- Sire: Physician
- Grandsire: Brutandorf
- Sex: Gelding
- Foaled: 1838
- Country: United Kingdom
- Colour: Brown
- Owner: William Stuart Stirling-Crawfurd
- Trainer: William Loft

Major wins
- Grand National (1845)

= Cure-All =

British racehorse

Cure-All (foaled 1838) was a half-bred racehorse by Physician out of an unknown dam who won the 1845 Grand National Steeplechase when an unconsidered outsider.

==Background==
The horse was foaled in Yorkshire and in 1843 was taken to the then prestigious Horncastle horse fair where he was offered at £240. The well known and respected steeplechase owner and rider Captain William Peel took an interest in the horse and requested he be allowed to take it for a ride before purchasing, as was the custom. However while out on this ride Peel found the horse to have gone lame and returned it to the representative of the owner with an apology but no offer to purchase.

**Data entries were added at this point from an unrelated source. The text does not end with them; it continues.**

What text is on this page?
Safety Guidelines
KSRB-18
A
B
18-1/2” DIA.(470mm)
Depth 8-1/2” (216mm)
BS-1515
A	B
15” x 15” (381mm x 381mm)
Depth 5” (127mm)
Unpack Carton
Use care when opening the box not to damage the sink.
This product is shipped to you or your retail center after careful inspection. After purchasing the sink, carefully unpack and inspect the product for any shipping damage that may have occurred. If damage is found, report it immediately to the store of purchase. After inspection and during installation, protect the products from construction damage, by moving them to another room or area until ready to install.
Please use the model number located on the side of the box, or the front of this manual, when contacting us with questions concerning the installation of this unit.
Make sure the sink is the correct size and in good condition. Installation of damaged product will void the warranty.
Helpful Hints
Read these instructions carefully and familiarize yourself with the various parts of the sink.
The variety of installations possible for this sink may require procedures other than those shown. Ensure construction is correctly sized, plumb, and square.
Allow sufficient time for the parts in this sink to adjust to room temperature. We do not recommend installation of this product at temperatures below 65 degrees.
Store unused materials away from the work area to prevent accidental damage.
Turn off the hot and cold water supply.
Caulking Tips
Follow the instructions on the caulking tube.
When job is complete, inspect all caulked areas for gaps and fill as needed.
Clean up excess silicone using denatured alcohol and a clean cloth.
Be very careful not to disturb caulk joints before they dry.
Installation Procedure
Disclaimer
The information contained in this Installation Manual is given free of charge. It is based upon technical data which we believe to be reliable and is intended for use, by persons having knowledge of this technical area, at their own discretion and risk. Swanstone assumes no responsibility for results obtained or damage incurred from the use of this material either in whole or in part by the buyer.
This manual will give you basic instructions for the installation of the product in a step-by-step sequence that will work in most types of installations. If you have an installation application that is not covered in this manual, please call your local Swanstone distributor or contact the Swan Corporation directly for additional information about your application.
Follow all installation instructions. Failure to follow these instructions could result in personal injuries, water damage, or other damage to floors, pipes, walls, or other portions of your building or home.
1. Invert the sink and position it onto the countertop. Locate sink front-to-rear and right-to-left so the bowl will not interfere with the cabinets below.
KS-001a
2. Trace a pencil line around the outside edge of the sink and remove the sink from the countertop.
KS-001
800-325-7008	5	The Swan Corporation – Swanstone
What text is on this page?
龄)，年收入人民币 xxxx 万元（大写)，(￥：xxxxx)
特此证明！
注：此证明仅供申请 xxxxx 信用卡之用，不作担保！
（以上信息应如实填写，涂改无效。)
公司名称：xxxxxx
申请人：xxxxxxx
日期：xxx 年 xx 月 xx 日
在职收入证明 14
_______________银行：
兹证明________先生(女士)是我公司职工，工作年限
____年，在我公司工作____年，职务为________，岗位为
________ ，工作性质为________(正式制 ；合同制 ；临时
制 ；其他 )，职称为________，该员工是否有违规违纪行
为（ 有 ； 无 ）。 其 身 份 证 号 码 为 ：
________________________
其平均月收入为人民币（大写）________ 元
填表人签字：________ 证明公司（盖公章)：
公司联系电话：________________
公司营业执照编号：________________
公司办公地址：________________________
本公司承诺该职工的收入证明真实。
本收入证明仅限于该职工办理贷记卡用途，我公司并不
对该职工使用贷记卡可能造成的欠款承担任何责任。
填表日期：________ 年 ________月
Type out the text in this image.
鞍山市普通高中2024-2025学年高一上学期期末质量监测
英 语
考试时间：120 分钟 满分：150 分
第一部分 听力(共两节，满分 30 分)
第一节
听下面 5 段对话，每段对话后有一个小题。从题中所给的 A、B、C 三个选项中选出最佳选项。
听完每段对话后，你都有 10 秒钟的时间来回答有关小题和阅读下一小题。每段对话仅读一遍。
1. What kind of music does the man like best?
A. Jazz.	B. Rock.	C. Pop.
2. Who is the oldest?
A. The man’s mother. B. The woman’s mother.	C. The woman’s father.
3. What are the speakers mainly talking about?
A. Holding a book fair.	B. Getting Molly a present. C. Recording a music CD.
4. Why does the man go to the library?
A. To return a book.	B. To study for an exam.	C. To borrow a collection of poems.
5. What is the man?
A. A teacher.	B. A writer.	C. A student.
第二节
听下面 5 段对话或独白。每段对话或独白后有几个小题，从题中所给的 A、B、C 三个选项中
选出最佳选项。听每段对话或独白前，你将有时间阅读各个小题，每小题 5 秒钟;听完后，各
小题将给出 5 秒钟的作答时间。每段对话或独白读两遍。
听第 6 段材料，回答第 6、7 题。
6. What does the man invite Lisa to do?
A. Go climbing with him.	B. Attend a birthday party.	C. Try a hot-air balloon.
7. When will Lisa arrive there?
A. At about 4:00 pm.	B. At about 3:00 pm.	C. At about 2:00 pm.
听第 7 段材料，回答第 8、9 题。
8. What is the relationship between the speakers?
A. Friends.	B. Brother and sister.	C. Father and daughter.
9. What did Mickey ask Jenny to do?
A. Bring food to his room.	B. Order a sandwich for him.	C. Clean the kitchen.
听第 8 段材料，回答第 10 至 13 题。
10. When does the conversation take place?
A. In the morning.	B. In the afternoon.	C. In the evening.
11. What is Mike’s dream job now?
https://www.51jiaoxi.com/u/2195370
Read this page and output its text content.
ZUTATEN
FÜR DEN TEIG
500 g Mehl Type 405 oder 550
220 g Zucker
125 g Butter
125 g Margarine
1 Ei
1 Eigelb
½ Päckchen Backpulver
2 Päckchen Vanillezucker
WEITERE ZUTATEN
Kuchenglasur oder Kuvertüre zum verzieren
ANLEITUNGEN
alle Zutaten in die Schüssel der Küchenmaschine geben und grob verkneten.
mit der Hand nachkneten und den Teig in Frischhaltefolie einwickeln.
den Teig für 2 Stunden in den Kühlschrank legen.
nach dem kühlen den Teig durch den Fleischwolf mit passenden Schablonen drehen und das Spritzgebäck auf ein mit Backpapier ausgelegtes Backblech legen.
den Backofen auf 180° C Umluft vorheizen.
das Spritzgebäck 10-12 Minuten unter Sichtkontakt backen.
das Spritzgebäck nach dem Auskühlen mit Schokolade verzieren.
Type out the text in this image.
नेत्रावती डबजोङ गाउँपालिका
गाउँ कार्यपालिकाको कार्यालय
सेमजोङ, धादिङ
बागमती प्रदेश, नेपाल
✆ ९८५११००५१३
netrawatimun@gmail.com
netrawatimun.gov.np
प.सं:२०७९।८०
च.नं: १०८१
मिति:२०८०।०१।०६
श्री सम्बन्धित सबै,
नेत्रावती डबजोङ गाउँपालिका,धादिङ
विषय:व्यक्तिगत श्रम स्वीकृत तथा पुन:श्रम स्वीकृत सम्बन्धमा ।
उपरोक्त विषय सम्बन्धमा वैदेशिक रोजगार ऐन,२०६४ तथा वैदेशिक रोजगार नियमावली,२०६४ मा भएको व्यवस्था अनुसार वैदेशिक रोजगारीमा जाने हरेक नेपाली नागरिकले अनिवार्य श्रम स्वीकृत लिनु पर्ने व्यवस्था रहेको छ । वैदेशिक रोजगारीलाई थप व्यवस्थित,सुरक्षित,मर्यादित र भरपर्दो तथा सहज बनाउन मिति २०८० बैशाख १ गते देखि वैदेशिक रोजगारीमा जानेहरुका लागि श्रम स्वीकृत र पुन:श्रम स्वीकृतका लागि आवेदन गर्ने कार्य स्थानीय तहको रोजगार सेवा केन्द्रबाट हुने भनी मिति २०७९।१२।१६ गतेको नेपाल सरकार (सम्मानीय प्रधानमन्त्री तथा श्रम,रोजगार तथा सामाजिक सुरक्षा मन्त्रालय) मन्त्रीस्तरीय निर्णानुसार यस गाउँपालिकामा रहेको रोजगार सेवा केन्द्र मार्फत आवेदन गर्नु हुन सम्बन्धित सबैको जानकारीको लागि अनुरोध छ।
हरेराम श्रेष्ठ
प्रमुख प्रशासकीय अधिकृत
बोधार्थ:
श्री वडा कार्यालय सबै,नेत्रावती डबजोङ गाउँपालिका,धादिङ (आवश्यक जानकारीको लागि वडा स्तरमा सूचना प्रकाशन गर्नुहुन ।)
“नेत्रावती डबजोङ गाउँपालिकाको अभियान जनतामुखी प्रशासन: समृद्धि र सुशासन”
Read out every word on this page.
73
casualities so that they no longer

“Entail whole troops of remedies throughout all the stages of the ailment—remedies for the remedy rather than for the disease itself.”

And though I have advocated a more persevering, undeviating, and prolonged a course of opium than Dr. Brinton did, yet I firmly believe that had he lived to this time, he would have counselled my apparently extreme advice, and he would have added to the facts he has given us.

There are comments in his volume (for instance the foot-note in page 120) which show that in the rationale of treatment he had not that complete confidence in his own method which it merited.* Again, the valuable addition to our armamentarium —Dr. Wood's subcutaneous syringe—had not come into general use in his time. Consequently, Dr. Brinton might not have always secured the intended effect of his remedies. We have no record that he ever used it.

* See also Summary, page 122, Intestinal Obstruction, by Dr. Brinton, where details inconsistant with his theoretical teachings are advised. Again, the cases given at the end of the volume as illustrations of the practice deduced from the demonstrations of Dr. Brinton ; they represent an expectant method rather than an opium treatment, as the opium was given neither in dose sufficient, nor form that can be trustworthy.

At the end of the week a friend of Captain Peel's, William Loft enquired as to the welfare of the horse and when told that it was still lame he made an offer of £50, which was accepted. Cure-All initially was used as a farm hack for Loft before being put to the hunting field.

==Racing career==
Cure-All showed such a good jumping ability and speed as a hunter that it was suggested he be entered into a match with a highly regarded local chaser named Crocous. Despite losing almost 100 yards when going the wrong side of the flag at one obstacle and falling during the race, Cure-All was still beaten only a neck in the contest, bringing him to the attention of racehorse owner William Stuart Stirling-Crawfurd.

Sterling-Crawfurd had placed an entry for his well fancied Rat Trap in the 1845 Grand National but when that horse was forced to withdraw through injury he was allowed to nominate a substitute to run in his colours of white with black sleeves and cap. Loft agreed to allow a lease of Cure-All to run as a nominee on condition that Loft himself be allowed to ride.

The horse was walked most of the way from Healing, Lincolnshire to Aintree, arriving there on the evening before the race in a very poor looking state, which led to the bookmakers offering the horse the next day at any price the public wished to offer, so poor were his chances thought to be.

In addition Tom Olliver, the twice winning rider of the National who on the favourite Vanguard commented to Loft as they left the paddock that his horse looked like a Lincolnshire prize ox and might do well to complete one circuit of the course.

In addition Cure-All's position in the race had hung in the balance for some time prior to the off as his nominee owner, Sterling-Crawford being one of two owners who lodged a protest of over the safety of the ground on which the race was to be run, claiming that the rain of the previous night, followed by a sharp overnight frost had left the ground too hard. When he was outvoted by his fellow owners he decided not to withdraw the horse and the conditions worked in Cure-All's favour, coming past many tired horses to win in a new record time.

One of the first riders to congratulate William Loft was Tom Olliver who, after admitting his error of judgement before the race then joked that Loft must have stopped at a farmhouse during the first circuit before rejoining the runners on the second.